We know Balmer suffered from mental illness; that he refused medication; that his mother tried in vain to get him help. The failure to get him the treatment he needed is an indictment of our system; mentally ill people are far more often the victims of violence than the perpetrators of it, and we must do better as a society in treating those who suffer from it. But those facts don’t let those who filled Balmer’s mind with poisonous rhetoric off the hook. It only adds to their guilt.
In 2021, a mentally disturbed man who had converted to Islam and latched onto ISIS propaganda shot and killed a guard at the National War Memorial in Ottawa, before being killed as he attempted to storm Canada’s Parliament.
The likely cause, wrote Jeet Heer in The New Yorker, was “the fusion of radical jihadist ideology with other personal problems, whether they be alienation, anomie, or various shades of mental illness.”
Heer said that for a person radicalized by rhetoric, “the fantasy of political violence is a chance to gain agency, make history, and be part of something larger.”
That radicalizing rhetoric can come from the left or right. The man who shot 11 Jews dead at the Tree of Life synagogue in 2018 also had a history of untreated mental illness. In his case, it was anti-immigrant conspiracy theories spewed by right-wing media and politicians that infected his already troubled mind.

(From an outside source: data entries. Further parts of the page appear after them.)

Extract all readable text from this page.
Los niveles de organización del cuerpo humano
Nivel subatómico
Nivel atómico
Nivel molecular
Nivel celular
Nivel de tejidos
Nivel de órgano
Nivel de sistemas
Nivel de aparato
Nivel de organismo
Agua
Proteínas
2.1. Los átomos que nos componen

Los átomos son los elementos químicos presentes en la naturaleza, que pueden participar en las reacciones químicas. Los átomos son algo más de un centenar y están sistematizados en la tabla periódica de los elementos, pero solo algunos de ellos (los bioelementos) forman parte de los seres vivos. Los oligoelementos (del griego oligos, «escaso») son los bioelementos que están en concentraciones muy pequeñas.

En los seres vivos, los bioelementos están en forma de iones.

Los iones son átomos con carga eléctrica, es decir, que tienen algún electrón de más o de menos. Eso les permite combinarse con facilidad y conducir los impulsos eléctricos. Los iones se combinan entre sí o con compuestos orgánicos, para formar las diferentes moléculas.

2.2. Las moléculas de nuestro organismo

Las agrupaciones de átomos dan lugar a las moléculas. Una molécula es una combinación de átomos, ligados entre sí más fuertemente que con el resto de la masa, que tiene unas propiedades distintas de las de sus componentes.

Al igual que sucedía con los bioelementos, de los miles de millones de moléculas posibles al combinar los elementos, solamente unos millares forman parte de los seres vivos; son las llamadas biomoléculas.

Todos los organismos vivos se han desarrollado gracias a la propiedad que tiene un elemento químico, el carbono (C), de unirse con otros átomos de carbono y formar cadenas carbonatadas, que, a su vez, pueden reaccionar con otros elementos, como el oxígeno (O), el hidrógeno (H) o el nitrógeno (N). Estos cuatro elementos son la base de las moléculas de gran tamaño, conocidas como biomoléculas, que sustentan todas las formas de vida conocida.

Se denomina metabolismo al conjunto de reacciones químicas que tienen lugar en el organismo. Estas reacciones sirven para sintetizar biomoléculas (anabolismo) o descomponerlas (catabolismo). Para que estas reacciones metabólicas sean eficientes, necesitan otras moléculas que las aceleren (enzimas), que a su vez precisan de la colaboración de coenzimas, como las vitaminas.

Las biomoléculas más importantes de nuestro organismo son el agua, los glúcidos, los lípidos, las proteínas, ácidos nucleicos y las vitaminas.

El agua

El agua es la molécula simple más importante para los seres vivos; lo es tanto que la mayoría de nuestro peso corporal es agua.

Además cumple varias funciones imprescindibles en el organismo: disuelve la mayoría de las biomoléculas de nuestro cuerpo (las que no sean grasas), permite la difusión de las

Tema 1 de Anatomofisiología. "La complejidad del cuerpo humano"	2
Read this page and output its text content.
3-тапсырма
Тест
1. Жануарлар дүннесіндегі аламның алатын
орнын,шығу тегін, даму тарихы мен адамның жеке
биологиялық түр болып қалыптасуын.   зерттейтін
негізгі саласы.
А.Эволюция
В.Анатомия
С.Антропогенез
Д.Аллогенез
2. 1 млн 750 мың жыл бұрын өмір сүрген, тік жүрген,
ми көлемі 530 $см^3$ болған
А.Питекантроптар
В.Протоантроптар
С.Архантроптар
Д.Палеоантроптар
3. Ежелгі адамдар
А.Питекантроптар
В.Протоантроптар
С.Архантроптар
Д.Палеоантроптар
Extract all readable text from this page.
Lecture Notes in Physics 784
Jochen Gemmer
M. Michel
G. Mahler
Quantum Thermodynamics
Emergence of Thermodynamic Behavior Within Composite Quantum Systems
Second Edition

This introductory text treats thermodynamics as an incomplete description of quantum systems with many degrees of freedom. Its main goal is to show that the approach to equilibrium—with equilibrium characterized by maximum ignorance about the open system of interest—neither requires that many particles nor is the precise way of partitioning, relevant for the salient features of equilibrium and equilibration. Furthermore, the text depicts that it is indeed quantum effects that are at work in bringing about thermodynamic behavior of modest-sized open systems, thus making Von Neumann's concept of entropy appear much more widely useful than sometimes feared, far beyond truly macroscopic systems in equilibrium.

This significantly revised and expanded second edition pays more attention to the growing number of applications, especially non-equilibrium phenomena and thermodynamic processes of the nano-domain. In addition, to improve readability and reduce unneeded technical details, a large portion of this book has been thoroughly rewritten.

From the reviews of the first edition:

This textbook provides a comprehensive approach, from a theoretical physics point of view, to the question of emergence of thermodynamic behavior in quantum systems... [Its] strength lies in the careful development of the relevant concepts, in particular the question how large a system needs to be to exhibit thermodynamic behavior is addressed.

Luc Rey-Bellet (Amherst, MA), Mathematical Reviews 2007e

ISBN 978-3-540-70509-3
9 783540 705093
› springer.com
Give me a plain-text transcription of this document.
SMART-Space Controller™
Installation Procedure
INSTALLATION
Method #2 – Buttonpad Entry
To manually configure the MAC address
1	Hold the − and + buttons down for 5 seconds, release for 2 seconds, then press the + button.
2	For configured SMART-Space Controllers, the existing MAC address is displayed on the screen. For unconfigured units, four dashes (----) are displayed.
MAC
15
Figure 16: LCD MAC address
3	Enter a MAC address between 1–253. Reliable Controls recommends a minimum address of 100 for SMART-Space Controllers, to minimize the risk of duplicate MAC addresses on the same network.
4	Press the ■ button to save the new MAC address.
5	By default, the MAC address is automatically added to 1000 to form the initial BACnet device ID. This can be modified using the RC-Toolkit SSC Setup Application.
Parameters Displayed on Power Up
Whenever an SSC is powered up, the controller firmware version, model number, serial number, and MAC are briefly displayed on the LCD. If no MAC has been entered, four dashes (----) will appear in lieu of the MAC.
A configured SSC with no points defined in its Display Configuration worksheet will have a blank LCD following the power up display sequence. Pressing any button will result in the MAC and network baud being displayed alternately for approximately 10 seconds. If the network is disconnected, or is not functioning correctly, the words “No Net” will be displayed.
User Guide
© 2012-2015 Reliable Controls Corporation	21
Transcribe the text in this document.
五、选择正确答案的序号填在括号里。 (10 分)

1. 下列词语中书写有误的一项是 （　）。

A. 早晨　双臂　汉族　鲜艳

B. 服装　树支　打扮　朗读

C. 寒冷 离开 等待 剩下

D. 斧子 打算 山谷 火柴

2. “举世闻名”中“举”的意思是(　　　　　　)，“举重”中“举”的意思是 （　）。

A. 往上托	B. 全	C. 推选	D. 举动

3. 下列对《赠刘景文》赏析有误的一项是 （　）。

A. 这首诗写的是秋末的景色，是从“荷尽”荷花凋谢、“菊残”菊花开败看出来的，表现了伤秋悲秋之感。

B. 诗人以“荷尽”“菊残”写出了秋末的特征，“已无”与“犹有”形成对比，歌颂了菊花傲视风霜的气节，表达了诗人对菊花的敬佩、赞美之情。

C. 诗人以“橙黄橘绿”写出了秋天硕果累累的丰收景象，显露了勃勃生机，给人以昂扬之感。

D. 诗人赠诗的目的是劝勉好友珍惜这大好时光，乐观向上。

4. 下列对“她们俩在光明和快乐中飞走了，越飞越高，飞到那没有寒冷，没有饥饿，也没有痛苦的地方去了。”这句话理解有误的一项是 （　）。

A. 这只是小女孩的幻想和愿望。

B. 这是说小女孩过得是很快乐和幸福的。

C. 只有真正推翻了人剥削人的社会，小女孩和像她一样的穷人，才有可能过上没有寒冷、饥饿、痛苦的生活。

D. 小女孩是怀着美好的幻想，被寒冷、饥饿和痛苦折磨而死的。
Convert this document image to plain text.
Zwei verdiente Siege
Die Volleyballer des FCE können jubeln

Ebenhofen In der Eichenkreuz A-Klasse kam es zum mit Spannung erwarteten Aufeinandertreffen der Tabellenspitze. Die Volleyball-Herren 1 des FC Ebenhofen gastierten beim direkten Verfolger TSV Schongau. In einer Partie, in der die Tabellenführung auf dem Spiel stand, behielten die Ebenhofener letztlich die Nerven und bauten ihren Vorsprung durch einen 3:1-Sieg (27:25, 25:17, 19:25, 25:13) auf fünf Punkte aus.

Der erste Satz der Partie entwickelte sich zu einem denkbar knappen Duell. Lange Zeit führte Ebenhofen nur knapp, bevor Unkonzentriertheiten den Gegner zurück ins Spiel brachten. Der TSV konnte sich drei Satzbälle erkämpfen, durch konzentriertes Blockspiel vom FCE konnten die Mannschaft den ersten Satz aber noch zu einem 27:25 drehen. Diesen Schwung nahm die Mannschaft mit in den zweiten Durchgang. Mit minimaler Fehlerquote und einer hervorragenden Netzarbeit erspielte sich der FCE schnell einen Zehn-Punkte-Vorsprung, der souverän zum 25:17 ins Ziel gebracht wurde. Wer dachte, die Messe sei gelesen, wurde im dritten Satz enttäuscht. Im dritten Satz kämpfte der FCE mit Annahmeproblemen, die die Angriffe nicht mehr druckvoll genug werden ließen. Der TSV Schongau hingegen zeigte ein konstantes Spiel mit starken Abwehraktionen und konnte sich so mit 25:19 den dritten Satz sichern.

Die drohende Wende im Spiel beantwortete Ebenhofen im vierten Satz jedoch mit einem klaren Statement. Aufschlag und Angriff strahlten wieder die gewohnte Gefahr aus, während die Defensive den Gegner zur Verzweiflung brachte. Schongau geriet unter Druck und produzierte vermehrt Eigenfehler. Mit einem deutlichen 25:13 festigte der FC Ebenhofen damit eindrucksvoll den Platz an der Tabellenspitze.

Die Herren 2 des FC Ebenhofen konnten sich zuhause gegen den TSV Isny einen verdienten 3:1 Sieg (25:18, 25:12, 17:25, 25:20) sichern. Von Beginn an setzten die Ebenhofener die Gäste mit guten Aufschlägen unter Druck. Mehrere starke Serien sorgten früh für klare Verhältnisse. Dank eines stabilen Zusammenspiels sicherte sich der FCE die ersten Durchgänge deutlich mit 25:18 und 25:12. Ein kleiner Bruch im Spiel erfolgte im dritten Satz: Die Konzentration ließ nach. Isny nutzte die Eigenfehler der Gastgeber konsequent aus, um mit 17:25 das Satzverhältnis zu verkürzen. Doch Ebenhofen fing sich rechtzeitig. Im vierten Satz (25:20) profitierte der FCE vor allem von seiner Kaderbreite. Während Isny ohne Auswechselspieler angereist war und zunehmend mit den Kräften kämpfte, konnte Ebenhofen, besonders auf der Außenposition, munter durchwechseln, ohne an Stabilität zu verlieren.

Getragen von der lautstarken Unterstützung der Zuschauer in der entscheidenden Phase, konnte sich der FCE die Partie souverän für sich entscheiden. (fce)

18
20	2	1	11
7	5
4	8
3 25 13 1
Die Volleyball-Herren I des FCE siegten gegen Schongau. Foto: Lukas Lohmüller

The ease with which these messages, from any political perspective, can be converted into violence must alarm us. And those who shout antisemitic and anti-Israel rhetoric at rallies and online must be shown that their words are corrosive and destructive not just to Jews, but to the Palestinian cause.
“Those who choose Israel eradication over peace cheer Hamas,” Wrobel, the historian, wrote to me; in doing so, they contribute to “the awful duration of the carnage.”
All that often justifiable outrage needs to be channeled in ways that don’t flatly demonize Israel and Jews, but rather support the dozens of Israeli-Palestinian peace groups that, as Wrobel wrote, are “struggling to keep it together through grief and loss, committed to ending the lunacy for all their children’s sakes.”
The shift in rhetoric from “Destroy Evil Israel” to “Help Israelis and Palestinians live together” will save lives — there, and here.